Many different types of drugs are used to treat Crohn's disease.

  • Anti-inflammatory drugs (aminosalicylates or 5-ASA drugs) are usually used to treat mild to medium symptoms. Some examples are Asacol HD, Pentasa, Lialda, Apriso and Colazal.
  • Corticosteroids, such as prednisone, help to put a patient with medium to severe symptoms into remission. These drugs are not good to use for a long time because of side effects.
  • Drugs that suppress or quiet the immune system (immunomodulators) are used in medium to severe Crohn's disease to help patients stay in remission. Some examples are Imuran (azathioprine), purinethol (6-MP) and methotrexate.
  • Antibiotics may also be used to treat bacteria in the small intestine that can keep the inflammation going. Some examples are Flagyl (metronidazole), Cipro (ciprofloxacin) and Rifaxamin.
  • Biologics are a newer drug approved by the US Food and Drug Administration for treating medium to severe Crohn's disease that does not respond to the other medications. This medicine is given through a vein (intravenously) or as an injection.
  • Enteral therapy provides nutrition as a formula rather than eating a regular diet. Enteral therapy has been shown to be effective in treating Crohn’s disease in some patients. There are no side effects to enteral therapy.

Vitamin Supplements 

Good nutrition is an important part of treating Crohn's disease. No special diet has been proven to be the best for preventing or treating Crohn's disease. Some patients find that symptoms are worse when they have milk, alcohol, hot spices or food containing fiber. Nutritional supplements or special high-calorie liquid formulas are sometimes suggested, especially for children with poor growth.  Vitamins such as vitamin D and iron are also checked regularly, and vitamin supplements may be ordered by the doctor.

Surgery 

When medication is not able to control the disease or when there are other problems (such as a tight area or hole in the bowel), surgery is needed. Crohn's disease may be helped by having surgery to remove part of the intestine. During surgery, two ends of the healthy bowel are joined together (anastomosis).

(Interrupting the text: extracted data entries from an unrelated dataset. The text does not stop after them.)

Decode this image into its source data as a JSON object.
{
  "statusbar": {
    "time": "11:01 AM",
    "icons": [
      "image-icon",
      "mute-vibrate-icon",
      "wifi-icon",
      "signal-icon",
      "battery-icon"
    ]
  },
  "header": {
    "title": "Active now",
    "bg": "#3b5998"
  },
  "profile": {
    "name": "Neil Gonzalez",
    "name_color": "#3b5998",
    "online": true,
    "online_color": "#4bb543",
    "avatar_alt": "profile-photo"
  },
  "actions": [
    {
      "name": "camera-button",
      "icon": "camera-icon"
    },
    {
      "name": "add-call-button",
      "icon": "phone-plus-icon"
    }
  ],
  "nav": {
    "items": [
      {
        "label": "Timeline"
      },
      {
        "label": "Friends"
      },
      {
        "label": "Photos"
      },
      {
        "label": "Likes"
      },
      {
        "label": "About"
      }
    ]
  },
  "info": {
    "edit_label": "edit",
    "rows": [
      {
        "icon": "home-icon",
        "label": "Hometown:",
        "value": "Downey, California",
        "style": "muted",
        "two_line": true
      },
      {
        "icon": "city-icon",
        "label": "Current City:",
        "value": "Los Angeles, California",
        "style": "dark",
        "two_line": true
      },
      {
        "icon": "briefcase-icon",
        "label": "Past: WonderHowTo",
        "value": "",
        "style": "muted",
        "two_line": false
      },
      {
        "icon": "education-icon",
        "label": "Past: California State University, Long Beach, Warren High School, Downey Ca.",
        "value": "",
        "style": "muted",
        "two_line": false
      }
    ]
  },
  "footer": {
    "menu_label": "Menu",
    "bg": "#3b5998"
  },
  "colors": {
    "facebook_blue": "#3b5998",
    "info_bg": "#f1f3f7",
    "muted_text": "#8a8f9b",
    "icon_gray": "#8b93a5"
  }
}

In some patients, it may not be possible to join the two ends of the bowel together. In this case, a small opening is made in the front of the abdominal wall. Then the tip of the bowel is brought to the skin's surface. (This is called an ostomy.) The opening is called a stoma. Waste leaves the body through the stoma and goes into a bag worn over the opening. Patients with ostomies can live normal, active lives.

Surgery may make symptoms better, but it will not cure Crohn's disease, as the disease can come back. Get as much information as you can about surgery from your doctors, nurses and other patients before making your decision about surgery.